Montag, 3. November 2008

Mein Wochenende.

Eines Morgens, es ist ein Samstag, mache ich mich guten Mutes auf zu einem kleinen Spaziergang in einen nahe gelegenen Park, daran denkend, wie wichtig gelegentliche Rekreation nach einer anstrengenden Woche für meine bekanntermaßen labile Psyche ist. Einige Sonnenstrahlen bahnen sich den Weg durch den zuletzt wolkenverhangenen Himmel, harmonisch zwitschern die verbliebenen Vögel. Und so. Doch irgendetwas ist anders als sonst.

...hmmm.

Richtig: da wo ich in den letzten Tagen mein Auto zu parken pflegte ist, nun ja, nichts (außer eben einer Parklücke, um dies präziserweise anzumerken).

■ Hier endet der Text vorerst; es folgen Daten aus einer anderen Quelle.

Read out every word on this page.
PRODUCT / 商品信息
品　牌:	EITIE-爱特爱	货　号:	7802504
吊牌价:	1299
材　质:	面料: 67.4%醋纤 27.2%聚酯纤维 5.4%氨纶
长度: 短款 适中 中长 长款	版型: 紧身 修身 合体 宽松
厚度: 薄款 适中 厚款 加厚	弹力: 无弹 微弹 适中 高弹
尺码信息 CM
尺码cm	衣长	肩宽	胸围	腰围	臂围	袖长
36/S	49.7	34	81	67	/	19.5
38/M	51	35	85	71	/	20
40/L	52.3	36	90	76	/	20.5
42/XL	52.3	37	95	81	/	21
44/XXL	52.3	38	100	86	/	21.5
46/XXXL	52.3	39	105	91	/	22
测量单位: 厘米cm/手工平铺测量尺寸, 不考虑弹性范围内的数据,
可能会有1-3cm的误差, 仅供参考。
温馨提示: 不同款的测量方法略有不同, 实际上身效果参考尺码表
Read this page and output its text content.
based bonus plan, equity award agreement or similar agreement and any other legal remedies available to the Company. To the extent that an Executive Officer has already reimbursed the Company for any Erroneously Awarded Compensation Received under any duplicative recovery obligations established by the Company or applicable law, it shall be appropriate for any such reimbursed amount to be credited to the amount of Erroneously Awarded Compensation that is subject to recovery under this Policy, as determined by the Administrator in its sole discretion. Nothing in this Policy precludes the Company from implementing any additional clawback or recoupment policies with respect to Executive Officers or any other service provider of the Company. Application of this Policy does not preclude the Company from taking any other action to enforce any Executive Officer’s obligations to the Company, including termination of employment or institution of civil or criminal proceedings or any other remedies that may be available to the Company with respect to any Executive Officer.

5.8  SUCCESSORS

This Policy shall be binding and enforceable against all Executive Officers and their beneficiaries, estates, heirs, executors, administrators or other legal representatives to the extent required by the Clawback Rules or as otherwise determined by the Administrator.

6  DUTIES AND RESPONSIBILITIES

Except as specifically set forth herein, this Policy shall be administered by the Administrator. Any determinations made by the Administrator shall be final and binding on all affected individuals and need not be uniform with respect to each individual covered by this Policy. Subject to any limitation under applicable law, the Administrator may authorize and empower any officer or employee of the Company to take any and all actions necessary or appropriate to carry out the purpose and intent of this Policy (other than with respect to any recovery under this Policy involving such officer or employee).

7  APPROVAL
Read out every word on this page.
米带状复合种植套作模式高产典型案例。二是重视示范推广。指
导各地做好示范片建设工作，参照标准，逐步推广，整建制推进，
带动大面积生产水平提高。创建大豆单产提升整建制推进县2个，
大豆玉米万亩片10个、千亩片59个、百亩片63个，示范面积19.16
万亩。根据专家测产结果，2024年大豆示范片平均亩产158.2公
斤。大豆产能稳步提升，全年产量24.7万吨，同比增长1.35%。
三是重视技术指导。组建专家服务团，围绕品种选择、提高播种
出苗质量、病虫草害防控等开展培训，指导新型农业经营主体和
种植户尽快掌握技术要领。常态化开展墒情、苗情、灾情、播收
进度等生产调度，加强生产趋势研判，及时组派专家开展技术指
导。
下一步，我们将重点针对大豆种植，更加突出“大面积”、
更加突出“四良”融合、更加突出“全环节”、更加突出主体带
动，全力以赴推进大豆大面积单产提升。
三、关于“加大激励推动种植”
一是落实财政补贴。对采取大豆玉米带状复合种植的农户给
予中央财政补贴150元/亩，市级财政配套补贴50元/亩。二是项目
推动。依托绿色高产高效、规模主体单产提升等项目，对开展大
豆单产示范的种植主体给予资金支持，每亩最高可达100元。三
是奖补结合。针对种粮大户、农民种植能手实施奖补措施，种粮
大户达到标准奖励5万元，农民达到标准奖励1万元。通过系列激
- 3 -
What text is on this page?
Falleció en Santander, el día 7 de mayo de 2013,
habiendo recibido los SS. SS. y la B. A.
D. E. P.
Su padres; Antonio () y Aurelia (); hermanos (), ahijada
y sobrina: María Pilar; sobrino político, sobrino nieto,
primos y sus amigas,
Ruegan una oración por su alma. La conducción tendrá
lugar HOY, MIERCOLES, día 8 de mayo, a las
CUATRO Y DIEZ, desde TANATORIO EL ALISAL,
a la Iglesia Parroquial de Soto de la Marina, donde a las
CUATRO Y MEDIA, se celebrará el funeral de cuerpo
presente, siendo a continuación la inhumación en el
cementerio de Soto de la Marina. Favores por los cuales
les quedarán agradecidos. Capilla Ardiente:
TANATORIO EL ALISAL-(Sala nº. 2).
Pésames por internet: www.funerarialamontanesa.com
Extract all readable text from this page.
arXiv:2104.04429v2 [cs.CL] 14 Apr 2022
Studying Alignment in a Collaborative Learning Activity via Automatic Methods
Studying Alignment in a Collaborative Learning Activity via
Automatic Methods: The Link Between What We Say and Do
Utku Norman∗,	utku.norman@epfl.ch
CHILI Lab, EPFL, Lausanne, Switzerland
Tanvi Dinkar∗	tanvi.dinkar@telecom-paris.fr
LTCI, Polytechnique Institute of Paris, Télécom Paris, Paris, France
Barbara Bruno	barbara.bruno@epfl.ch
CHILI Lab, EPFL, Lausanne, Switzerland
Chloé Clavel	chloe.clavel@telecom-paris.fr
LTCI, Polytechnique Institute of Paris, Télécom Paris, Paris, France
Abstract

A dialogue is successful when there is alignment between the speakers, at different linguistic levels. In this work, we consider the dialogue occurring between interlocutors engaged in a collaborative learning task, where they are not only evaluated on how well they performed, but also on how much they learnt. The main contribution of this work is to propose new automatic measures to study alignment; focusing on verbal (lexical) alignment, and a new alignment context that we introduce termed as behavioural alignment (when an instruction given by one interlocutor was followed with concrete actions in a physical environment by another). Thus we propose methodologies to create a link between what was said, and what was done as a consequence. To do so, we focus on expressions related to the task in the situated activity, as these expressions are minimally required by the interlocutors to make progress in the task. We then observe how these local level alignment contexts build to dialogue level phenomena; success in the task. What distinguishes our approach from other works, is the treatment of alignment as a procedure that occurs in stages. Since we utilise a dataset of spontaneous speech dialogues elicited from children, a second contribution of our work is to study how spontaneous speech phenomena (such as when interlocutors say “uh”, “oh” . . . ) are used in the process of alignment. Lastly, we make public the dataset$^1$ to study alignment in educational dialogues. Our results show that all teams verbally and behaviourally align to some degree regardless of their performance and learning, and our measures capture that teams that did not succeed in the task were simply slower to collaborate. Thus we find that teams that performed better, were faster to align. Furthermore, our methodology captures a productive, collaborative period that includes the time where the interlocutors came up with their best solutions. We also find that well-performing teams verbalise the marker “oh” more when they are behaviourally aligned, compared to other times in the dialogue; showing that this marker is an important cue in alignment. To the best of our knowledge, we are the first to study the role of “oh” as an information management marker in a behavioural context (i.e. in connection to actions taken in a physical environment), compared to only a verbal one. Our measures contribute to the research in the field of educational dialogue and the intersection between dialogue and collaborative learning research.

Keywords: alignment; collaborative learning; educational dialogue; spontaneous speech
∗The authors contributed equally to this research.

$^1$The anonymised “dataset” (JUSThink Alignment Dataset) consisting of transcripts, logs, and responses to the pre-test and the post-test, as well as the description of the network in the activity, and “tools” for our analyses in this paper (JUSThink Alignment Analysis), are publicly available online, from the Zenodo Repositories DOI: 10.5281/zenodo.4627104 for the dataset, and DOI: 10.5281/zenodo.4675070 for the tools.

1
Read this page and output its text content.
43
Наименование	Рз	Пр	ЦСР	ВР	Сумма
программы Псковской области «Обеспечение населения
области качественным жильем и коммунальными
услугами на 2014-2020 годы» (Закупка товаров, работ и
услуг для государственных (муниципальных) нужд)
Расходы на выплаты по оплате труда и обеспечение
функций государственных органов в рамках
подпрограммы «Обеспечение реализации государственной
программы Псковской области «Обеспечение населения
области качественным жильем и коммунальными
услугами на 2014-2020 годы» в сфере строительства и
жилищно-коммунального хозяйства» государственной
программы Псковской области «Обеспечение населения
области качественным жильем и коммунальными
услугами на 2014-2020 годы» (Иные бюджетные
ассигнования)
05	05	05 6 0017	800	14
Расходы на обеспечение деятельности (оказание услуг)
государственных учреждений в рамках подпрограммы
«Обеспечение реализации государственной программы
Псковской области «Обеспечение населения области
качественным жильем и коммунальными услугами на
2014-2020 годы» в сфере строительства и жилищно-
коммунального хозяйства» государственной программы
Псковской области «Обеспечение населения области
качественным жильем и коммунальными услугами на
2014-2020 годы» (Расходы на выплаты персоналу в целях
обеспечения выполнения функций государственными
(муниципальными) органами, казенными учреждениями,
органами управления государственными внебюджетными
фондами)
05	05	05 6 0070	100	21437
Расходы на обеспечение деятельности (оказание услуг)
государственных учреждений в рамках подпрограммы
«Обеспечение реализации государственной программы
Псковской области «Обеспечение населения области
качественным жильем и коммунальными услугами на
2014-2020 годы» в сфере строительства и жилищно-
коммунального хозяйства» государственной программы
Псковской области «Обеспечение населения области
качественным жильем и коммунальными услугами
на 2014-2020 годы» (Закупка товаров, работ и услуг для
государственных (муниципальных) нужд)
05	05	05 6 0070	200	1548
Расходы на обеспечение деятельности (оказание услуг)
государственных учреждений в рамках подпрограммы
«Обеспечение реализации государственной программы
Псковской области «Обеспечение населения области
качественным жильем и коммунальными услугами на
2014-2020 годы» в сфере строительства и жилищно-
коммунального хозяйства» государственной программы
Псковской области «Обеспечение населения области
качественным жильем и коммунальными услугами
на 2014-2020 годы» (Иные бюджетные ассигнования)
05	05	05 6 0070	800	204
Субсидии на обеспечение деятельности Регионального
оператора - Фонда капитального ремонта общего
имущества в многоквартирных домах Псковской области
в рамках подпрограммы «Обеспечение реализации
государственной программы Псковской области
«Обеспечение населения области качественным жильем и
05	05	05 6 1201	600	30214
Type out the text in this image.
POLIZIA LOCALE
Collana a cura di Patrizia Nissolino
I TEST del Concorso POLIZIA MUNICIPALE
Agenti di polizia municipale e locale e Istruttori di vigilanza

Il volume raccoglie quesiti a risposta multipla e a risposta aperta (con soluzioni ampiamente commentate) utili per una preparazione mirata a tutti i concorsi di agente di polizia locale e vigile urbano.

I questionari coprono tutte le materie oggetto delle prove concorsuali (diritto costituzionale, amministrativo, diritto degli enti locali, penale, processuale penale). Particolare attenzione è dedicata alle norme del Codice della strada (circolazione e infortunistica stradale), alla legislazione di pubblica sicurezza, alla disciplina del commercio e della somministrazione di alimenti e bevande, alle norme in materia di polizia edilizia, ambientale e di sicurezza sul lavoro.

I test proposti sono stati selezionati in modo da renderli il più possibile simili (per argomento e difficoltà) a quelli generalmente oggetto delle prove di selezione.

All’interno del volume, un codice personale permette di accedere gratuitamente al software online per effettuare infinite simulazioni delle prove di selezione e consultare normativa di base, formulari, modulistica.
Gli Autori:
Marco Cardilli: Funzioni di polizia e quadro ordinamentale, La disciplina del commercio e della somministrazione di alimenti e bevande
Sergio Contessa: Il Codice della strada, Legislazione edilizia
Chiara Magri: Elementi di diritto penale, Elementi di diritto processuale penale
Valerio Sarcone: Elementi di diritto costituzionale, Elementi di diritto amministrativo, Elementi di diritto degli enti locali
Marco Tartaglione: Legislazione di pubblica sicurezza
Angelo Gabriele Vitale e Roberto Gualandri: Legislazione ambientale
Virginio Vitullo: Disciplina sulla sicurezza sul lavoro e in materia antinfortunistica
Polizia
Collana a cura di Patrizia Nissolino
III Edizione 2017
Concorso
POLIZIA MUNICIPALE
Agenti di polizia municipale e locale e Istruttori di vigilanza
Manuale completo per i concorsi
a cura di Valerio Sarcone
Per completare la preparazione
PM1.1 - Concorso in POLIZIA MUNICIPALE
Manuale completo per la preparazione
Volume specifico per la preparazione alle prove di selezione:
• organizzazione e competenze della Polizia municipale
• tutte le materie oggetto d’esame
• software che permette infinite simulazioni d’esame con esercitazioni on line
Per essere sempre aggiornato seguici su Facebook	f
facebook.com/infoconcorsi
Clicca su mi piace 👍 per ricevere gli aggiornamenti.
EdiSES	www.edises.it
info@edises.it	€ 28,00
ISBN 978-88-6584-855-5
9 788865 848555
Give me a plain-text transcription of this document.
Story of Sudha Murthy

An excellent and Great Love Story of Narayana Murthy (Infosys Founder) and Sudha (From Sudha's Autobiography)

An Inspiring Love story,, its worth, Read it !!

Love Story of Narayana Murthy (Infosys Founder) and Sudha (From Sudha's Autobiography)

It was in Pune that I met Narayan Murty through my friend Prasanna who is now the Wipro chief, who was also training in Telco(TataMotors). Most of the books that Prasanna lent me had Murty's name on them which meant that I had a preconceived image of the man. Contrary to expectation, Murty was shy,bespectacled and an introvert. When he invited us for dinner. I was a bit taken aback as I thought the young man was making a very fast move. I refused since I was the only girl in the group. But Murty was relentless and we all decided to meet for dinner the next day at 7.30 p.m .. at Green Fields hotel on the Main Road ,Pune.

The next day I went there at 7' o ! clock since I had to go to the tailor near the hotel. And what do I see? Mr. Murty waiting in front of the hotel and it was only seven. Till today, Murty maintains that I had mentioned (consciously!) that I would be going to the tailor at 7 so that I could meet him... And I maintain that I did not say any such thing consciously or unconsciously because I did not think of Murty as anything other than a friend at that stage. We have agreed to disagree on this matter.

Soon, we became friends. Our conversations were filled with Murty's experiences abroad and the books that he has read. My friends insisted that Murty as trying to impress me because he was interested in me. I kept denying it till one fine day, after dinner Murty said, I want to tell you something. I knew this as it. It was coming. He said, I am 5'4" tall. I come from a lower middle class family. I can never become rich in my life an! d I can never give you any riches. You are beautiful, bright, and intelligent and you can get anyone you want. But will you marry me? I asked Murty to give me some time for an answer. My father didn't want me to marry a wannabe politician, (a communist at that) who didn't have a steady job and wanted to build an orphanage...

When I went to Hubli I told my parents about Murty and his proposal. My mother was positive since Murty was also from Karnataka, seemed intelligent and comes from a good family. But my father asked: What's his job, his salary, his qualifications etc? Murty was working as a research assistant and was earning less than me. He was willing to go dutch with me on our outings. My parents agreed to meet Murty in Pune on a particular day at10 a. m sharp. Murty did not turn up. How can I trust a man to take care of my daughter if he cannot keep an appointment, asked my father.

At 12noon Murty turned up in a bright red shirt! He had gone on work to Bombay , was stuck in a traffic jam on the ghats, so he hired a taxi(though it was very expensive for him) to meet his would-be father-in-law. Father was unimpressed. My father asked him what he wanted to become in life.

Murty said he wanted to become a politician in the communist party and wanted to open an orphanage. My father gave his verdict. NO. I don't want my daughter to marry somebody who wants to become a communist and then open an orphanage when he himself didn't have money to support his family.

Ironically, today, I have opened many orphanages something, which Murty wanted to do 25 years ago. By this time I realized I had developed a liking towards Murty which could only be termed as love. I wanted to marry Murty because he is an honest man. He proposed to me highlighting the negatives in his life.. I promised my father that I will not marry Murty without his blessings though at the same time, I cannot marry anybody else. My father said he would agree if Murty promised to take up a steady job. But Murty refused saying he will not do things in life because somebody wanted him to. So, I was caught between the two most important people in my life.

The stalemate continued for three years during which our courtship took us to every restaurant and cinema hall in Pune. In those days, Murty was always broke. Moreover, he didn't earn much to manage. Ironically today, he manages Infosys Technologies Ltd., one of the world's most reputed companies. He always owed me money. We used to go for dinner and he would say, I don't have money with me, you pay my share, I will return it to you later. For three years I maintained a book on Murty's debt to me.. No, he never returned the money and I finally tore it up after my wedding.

Ratloses, ungläubiges Umschauen, verzweifeltes Durchforsten der Erinnerung. Greifbar nah die Situation, in der Professor von Mangoldt, seines Zeichens Organisator dieses Austausches, in Hinblick auf die Kriminalität hierzulande davon abriet, hier ein -noch dazu deutsches- Auto stehen zu lassen.

Ärgerlich. Also die zwei/drei stärksten Sinne zusammengesammelt, Laurent, Mitlieblingsnachbar aus La Réunion, Freund und stets zuverlässiger Ortskundiger, nach dem Weg zur Gendarmerie gefragt, rauf auf's Fahrrad und dem desinteressierten Beamten hinter dem Panzerglas meine Leiden vorgejault. Ein gelangweilter Telefonanruf, voilà: abgeschleppt. Die Dreckigen.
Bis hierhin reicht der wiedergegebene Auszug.